New data on UK growth forecasts will be released next week, but figures released by the UK Treasury in February suggest the city expects GDP to contract by 0.3 and 0.4 % in the first and second quarters of 2023, respectively, with the economy contracting by 0.8% in total for the year.
The February forecast suggests the city expects GDP to contract 0.3 and 0.4% in the first and second quarters of 2023
The Office for Budget Responsibility is more pessimistic, forecasting consecutive declines of 0.5% in the first two quarters and an overall contraction of 1.4% in 2023.
In February, the Bank of England also cut its recession forecast from 3% in 2023 to just 1%, due to falling wholesale energy prices.
Mazars chief economist George Lagarias said economic data has improved since the February forecast.
He said: “We can’t really say we’re too surprised that UK GDP growth beat expectations for January.”
“On the one hand, consumers have been stronger than expected as tight employment conditions mean that wage growth is somewhat catching up with inflation. In addition, external demand from major global economies, such as the United States and China, has been stronger than expected.
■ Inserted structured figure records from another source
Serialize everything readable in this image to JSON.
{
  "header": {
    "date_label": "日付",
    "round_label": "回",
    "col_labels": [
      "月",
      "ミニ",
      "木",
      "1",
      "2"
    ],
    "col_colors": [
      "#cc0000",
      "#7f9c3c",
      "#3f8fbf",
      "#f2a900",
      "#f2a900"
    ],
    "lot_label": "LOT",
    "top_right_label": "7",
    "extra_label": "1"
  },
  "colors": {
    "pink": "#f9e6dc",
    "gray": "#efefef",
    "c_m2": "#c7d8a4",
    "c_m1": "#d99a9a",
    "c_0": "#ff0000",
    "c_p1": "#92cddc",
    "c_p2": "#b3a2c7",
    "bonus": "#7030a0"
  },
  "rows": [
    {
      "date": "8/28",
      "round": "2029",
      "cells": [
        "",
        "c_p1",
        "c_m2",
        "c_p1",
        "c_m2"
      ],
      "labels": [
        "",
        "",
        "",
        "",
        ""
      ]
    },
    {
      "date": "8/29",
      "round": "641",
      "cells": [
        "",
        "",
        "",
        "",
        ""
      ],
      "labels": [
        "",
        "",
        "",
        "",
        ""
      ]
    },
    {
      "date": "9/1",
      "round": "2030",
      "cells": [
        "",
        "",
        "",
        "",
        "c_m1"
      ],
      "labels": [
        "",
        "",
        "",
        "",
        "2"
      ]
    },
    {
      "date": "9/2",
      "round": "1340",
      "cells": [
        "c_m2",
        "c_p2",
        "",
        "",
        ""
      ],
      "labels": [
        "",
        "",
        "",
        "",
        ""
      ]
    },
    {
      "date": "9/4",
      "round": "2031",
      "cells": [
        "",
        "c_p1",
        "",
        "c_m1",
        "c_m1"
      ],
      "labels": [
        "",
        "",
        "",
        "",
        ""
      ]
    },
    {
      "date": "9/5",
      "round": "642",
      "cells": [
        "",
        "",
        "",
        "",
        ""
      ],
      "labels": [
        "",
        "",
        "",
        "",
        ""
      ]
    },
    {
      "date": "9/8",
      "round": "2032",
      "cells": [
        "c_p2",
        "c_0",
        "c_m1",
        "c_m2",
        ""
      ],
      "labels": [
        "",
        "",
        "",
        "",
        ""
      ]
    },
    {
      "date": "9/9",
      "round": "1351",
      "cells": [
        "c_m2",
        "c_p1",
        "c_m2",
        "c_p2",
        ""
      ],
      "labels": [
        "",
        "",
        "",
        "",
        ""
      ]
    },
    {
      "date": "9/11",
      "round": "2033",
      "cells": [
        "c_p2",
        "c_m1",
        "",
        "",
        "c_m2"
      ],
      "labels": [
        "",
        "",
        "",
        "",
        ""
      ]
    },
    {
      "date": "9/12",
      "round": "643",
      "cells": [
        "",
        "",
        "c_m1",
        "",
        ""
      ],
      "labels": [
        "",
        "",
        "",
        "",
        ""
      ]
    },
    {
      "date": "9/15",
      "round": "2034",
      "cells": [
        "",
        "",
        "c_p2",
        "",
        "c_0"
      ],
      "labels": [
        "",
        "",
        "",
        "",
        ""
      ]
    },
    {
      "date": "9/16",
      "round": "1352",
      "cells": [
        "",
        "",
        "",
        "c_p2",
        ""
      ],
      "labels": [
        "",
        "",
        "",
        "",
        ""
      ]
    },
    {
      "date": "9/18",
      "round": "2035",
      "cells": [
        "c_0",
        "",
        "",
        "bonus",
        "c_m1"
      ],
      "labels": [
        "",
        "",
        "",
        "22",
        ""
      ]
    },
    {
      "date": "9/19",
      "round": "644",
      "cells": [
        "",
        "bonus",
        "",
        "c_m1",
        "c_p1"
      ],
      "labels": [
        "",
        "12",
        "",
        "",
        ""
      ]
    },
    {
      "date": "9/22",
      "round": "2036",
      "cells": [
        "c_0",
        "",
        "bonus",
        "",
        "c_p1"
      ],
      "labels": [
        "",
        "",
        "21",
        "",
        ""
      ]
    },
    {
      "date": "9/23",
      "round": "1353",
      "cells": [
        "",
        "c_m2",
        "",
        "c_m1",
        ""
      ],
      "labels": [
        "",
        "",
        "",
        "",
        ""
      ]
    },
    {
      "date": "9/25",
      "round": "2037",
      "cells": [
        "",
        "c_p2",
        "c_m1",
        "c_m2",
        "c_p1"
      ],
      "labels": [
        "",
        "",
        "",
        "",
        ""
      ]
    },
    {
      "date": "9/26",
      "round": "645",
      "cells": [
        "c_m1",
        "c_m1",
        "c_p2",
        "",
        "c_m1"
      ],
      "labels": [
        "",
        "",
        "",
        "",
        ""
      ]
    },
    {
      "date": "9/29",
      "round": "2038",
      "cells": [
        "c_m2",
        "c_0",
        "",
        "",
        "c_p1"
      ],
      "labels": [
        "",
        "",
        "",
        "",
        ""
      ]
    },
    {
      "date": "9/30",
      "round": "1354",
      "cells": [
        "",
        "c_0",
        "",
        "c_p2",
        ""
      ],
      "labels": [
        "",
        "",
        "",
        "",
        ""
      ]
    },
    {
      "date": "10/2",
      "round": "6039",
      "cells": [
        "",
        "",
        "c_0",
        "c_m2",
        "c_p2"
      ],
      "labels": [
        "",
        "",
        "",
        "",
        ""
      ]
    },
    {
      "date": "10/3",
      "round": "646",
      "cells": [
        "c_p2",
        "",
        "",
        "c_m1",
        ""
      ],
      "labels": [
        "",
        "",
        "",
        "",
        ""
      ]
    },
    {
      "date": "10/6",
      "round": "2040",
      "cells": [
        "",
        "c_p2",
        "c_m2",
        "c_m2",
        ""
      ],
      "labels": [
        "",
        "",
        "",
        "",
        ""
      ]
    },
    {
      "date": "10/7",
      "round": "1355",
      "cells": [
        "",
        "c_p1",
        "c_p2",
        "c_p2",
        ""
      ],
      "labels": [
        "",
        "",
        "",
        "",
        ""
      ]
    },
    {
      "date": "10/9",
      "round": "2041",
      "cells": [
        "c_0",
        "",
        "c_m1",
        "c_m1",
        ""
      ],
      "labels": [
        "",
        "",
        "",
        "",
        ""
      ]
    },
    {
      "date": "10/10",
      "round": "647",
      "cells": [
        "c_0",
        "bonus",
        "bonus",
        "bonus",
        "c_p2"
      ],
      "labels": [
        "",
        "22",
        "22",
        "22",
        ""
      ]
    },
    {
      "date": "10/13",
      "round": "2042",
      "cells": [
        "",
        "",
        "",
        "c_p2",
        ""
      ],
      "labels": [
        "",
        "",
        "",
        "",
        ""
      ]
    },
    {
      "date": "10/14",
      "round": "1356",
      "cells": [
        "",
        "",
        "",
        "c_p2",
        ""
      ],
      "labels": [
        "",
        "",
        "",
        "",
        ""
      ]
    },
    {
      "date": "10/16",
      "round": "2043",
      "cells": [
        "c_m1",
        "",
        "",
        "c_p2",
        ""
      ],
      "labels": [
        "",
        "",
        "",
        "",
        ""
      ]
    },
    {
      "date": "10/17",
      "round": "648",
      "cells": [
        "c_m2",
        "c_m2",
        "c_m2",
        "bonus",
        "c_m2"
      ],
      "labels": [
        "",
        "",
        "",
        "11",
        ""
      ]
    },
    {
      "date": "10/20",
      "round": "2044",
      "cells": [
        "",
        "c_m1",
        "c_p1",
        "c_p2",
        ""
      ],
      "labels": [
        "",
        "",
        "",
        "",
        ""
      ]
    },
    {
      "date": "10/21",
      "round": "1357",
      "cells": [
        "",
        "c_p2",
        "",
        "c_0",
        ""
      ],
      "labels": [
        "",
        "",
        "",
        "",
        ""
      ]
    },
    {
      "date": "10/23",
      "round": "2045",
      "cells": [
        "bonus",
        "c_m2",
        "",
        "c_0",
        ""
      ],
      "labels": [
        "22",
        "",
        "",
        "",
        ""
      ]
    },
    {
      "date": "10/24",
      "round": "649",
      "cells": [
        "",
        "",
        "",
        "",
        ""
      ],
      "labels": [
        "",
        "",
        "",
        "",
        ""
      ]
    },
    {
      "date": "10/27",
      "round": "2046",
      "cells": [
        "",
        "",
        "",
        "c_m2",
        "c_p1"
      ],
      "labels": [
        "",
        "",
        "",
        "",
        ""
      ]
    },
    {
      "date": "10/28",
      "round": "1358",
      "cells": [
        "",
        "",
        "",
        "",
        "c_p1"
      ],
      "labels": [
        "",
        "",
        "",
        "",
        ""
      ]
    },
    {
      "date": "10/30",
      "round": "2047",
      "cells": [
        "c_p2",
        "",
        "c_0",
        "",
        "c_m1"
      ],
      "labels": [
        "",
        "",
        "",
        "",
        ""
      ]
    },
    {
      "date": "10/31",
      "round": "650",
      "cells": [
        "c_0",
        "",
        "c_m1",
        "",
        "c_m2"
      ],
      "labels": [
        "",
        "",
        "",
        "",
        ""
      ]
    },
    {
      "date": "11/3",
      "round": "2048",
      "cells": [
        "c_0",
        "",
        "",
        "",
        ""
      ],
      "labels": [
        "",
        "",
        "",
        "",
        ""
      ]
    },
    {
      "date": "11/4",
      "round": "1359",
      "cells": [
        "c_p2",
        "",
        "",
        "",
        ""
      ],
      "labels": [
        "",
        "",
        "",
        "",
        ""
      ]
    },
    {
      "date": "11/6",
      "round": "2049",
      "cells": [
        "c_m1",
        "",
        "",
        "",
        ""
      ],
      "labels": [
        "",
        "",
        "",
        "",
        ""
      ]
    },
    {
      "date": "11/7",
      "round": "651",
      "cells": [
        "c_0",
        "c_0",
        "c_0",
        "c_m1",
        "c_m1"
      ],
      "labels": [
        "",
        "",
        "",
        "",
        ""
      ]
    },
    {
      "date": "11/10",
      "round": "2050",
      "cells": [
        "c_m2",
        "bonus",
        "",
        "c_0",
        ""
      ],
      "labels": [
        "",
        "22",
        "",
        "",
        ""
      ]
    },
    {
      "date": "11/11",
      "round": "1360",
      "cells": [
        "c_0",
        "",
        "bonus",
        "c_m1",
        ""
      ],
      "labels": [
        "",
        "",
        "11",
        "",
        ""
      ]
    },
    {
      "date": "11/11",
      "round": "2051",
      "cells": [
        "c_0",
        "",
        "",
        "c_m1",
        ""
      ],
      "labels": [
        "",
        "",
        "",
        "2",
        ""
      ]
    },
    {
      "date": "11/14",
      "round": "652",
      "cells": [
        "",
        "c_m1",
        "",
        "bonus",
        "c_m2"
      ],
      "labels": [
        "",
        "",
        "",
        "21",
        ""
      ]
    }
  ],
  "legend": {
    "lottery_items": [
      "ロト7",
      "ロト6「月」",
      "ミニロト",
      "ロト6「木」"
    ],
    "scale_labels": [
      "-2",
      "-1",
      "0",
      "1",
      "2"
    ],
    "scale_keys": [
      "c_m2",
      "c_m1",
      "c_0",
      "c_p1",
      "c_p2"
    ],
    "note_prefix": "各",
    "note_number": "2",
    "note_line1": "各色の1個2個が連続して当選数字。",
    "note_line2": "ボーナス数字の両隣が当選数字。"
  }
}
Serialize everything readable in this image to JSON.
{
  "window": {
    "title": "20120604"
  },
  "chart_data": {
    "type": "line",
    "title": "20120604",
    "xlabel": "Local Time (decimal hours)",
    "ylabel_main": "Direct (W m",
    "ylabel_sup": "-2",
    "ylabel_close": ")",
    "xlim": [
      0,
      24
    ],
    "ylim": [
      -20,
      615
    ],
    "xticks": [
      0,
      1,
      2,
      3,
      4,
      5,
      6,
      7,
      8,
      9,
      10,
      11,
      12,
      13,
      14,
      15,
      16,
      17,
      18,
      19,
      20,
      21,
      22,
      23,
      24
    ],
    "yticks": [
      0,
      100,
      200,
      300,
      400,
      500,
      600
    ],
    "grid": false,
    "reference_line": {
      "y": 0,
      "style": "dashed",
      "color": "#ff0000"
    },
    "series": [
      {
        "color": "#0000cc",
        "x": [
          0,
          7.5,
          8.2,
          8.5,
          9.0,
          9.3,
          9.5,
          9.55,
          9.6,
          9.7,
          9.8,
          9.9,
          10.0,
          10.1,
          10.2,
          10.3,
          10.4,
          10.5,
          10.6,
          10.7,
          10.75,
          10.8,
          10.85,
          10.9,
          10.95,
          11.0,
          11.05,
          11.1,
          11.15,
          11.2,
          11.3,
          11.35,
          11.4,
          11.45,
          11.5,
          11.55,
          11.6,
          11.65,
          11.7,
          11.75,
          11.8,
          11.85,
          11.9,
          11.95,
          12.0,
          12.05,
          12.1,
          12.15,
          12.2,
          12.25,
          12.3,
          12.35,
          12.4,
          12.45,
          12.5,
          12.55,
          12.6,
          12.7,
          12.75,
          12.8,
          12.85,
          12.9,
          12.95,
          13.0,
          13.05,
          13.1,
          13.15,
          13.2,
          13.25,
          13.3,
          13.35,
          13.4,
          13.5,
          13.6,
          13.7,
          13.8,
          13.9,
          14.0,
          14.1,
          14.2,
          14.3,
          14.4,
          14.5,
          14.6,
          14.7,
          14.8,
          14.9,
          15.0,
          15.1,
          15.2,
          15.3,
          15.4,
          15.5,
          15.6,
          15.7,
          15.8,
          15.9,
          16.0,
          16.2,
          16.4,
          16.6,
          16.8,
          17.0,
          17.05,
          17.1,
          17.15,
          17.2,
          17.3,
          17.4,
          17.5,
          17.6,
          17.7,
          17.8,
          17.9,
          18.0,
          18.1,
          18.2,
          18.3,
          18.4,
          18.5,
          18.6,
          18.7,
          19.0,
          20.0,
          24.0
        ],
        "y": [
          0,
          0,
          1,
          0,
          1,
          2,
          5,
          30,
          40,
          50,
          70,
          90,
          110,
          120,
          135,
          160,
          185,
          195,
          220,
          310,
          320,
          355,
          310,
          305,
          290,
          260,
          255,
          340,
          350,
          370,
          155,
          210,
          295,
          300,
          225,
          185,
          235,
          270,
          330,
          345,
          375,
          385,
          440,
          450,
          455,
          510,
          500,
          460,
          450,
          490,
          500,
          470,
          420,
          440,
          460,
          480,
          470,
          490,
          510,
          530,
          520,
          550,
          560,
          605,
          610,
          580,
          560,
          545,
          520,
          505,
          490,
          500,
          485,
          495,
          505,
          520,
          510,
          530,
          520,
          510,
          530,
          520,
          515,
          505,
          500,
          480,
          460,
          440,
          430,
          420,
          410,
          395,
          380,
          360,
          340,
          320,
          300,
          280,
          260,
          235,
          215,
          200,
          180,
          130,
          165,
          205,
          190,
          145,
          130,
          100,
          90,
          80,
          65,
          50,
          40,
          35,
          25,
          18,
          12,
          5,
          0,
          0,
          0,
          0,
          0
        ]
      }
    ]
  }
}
The better-than-expected data bolsters optimism ahead of next week’s spring budget, potentially offering chancellor Hunt the chance to push through policies designed to boost growth.
Myron Jobson, senior personal finance analyst at Interactive Investor, said: ‘While public finances are not in their best shape following colossal Covid spending and lately cost of living support measures, they are well. better than expected.
“The government borrowed £117billion in the financial year to January 2023, £7billion more than in the same period a year earlier, but £30billion (at constant scope) less than the OBR forecast in November 2022.
“The unexpected budget surplus is both a blessing and a curse for the government. It expands the government’s options when it comes to decisions about taxation and spending – but it won’t stop public sector appeals about pay rises amid the cost of living pressure on finances.
Public sector wage demands have become a contentious issue, with BoE Governor Andrew Bailey among those calling for restraint in efforts to avoid triggering a wage-price spiral.
Modupe Adegbembo, G7 Economist at AXA Investment Managers, said: “We continue to expect the MPC to rise 25 basis points at their next meeting on March 23, taking the Bank Rate to 4.25. %, where we expect them to pause.
“BoE Chief Economist Huw Pill recently noted improving data “suggesting that current momentum in economic activity may be slightly stronger than expected,” a sign that the tightening is not yet ended.
“We see the risks on the upside – the BoE could raise rates further if the labor market does not moderate further, although the upcoming labor market data and CPI inflation in the weeks to come will be more relevant in this regard.”